In an unsteady economic climate, trade credit has become a game of trust, where it is difficult to separate reliable customers from those who won't comply with your terms. It is important to thoroughly assess new clients before deciding to extend them trade credit. But how do you safeguard your business without running the risk of offending your clients? The trick is to find ways for potential customers to earn your trust without sending them running for the hills. The following tips will help identify the red flags before providing prospective clients with trade credit:
Put a policy in place
It is important to establish set criteria for extending credit to customers. These criteria should aim to uncover your clients' background, financial history and reliability. Trade credit should only be provided to clients who are in line with your criteria.
Don't take it personally
Close personal relationships with clients have the potential to get in the way of your better judgement. It is important to not be deterred by your own knowledge or desire to close a sale and make sure each customer is assessed fairly and objectively.
Get to know them better
Before you provide customers with trade credit, you should find out who owns and manages the business. This is best accomplished by providing clients with a standard application form, where they can identify the business owner and managers and other key information.
Credit, please
Credit checks are an effective way of uncovering a company's financial health. Dun and Bradstreet offers a comprehensive credit checking service, informing you of payment history, key personnel, prior credit defaults and court actions.
Don't forget to reference
References should be viewed as an integral part of the process prior to extending trade credit.
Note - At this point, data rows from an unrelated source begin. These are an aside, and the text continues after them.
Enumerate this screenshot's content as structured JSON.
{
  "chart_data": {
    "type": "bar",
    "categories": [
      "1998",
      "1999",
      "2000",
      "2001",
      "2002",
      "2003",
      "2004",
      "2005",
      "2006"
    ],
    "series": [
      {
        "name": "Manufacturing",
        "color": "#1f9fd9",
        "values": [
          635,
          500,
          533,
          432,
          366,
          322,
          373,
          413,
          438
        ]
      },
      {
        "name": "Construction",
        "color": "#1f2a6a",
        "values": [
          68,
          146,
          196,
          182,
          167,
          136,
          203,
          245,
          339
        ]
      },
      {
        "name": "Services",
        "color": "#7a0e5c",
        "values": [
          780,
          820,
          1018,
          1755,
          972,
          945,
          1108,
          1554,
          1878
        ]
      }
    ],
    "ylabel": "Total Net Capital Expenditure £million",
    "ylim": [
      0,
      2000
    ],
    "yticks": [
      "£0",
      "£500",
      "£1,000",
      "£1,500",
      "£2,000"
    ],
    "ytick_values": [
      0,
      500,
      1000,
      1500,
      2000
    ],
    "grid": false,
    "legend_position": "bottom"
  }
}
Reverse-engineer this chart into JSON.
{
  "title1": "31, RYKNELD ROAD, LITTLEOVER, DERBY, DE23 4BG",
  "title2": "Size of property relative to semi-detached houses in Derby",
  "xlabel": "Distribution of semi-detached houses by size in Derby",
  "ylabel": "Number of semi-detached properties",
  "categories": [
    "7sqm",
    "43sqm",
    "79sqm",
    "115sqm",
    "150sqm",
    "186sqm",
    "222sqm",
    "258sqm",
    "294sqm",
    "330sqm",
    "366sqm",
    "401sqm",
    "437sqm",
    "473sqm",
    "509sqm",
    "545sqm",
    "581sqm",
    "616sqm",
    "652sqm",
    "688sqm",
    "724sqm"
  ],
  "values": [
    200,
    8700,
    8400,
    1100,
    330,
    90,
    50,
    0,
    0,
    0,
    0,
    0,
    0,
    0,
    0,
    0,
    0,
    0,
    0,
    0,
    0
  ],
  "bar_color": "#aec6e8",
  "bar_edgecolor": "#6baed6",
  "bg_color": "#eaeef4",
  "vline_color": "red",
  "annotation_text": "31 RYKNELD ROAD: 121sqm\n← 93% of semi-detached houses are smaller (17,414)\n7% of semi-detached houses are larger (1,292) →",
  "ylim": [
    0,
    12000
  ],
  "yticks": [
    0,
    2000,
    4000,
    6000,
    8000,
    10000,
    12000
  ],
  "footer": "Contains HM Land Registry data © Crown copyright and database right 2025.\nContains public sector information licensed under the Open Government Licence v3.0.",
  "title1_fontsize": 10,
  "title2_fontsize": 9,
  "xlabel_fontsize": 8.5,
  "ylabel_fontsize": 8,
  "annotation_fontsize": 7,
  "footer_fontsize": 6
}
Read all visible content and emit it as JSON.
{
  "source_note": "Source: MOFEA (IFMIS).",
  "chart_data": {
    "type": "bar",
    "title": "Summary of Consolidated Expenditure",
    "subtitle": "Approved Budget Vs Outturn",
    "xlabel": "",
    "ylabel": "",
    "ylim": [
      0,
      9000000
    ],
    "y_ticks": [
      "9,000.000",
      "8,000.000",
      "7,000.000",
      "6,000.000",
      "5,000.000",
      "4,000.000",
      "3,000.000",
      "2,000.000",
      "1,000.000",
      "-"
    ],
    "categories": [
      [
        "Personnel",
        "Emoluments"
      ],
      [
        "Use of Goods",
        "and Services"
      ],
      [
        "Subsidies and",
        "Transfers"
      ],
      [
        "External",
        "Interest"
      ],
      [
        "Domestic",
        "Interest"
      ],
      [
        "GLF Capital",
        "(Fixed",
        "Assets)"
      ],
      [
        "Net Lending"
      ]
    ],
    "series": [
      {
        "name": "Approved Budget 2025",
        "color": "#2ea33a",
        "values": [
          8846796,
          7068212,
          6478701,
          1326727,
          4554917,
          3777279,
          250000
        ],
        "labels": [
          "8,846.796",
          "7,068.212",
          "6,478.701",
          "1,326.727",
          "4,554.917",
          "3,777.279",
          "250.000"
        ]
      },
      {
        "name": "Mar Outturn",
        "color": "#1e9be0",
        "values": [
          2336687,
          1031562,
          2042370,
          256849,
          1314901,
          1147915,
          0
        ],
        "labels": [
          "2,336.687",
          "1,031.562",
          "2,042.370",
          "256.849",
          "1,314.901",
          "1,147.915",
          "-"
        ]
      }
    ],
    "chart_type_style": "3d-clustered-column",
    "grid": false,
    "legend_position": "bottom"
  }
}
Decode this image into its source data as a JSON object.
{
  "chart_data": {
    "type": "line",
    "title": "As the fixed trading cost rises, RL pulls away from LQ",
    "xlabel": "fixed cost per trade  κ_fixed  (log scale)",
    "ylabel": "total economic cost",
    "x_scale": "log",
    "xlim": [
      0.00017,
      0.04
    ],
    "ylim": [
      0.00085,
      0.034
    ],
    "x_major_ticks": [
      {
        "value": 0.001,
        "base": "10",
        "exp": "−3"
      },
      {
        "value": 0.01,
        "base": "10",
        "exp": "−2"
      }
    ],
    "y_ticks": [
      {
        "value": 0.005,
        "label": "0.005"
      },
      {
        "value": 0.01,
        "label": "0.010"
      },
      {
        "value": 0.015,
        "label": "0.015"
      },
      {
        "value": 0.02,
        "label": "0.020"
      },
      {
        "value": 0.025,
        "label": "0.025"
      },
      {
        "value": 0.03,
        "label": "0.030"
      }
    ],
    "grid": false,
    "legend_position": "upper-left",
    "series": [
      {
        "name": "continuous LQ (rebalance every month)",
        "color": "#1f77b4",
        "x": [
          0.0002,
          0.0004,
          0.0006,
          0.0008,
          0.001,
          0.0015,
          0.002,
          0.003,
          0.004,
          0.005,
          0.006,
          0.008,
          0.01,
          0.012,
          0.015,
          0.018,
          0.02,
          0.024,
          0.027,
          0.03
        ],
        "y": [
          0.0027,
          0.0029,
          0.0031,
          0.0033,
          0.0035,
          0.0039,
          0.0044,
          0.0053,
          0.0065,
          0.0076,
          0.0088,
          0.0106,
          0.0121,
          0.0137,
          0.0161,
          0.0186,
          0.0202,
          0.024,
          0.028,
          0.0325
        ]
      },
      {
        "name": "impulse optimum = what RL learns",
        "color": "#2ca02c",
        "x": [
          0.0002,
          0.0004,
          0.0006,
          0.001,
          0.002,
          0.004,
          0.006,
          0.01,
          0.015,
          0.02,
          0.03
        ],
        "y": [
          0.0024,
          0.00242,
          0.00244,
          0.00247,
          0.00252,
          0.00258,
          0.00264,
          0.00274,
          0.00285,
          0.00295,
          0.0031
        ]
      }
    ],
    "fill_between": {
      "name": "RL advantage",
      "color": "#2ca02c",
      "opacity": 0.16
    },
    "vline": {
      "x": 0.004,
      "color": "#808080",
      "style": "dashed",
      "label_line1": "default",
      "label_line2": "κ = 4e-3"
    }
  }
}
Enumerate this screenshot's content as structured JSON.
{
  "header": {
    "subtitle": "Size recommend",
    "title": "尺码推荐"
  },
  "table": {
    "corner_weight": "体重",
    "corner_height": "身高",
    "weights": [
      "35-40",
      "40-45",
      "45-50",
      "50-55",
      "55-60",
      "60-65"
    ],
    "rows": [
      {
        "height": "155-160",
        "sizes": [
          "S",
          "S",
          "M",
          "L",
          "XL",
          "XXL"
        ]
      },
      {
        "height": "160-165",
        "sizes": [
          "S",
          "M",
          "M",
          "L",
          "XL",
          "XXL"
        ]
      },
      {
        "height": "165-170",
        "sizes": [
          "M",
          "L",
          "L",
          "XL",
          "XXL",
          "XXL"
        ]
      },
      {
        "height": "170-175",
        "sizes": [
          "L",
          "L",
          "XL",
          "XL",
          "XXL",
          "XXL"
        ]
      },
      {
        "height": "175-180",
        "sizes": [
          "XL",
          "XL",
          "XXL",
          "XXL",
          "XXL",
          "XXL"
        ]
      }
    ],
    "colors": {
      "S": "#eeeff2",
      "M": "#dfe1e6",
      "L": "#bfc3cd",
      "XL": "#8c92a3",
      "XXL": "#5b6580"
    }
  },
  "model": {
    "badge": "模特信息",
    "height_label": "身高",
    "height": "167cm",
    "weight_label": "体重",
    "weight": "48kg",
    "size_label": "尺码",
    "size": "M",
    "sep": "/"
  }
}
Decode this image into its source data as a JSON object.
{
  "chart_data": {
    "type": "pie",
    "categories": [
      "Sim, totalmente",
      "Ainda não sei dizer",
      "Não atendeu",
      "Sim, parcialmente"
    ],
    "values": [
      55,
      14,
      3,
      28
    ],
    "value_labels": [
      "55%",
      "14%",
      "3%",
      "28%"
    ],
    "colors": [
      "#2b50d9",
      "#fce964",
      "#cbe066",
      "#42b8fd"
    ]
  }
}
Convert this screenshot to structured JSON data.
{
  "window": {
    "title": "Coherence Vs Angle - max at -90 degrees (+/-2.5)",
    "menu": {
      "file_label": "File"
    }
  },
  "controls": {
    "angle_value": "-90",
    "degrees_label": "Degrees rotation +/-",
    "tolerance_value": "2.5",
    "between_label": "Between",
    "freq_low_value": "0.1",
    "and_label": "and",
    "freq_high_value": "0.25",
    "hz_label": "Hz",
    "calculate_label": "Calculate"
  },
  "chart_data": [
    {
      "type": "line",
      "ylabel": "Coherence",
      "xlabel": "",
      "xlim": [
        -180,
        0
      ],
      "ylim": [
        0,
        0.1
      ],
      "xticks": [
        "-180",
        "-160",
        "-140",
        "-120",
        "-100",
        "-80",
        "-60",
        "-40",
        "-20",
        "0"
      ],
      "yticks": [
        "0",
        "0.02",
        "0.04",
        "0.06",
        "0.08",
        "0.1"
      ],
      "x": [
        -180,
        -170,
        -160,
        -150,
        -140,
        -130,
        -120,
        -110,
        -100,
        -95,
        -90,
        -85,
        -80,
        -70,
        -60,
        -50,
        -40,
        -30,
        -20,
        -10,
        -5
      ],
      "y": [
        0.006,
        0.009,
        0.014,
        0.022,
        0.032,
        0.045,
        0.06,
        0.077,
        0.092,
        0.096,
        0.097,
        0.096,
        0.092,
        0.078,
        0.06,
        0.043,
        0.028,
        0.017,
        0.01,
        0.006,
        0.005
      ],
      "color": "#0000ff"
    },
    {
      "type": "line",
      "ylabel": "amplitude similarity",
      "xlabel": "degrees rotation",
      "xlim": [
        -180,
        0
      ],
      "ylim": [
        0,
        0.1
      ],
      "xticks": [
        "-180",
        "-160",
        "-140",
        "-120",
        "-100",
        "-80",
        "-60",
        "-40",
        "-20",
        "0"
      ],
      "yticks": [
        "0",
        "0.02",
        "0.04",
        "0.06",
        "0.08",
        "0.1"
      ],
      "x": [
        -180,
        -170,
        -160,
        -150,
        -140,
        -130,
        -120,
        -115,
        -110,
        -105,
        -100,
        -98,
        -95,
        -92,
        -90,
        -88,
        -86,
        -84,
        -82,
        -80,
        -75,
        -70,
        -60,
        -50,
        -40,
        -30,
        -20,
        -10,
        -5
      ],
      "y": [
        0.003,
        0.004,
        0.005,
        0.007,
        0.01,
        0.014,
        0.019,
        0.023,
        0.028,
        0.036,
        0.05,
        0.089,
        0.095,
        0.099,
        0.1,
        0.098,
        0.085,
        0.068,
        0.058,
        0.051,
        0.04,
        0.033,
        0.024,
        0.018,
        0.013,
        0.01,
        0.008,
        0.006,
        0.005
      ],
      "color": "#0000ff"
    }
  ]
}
Ask your client to supply a few trade references from their current suppliers before you make the decision. When speaking with references, find out about any outstanding bills and general payment trends.
Make it clear
Ensure that you clearly communicate your credit terms to prospective clients before you agree to offer trade credit. The customer should be advised of the number of days credit is extended for, credit amounts, preferred payment methods and penalties for late payment. Clients must agree to your terms before trade credit is extended. It is wise to build a payment track record by offering smaller credit amounts in the first instance and increasing this over time.
Penalties
Customers should be aware of penalties they may incur should they fail to meet your terms. These could include the right to pass on any legal fees and collection costs and the possibility of court action. Make sure you monitor the payment behaviour of new clients and implement an action plan for bounced or late payments.
Staff training
Ensure that your staff members have a strong knowledge of your criteria and policies. Staff should also have the skills to convey the guidelines to clients and address any queries that arise.
Managing accounts
The ongoing management of client accounts is central to the growth of your business. It is vital that accounts and invoices are maintained and payment schedules are adhered to. As your client base grows, consider employing a staff member to oversee and administer all accounts.
These steps will help strengthen your trade credit practices and attract a reliable, financially healthy customer base. Setting out clear criteria for potential clients will minimise risks associated with trade credit and protect your company's cash flow.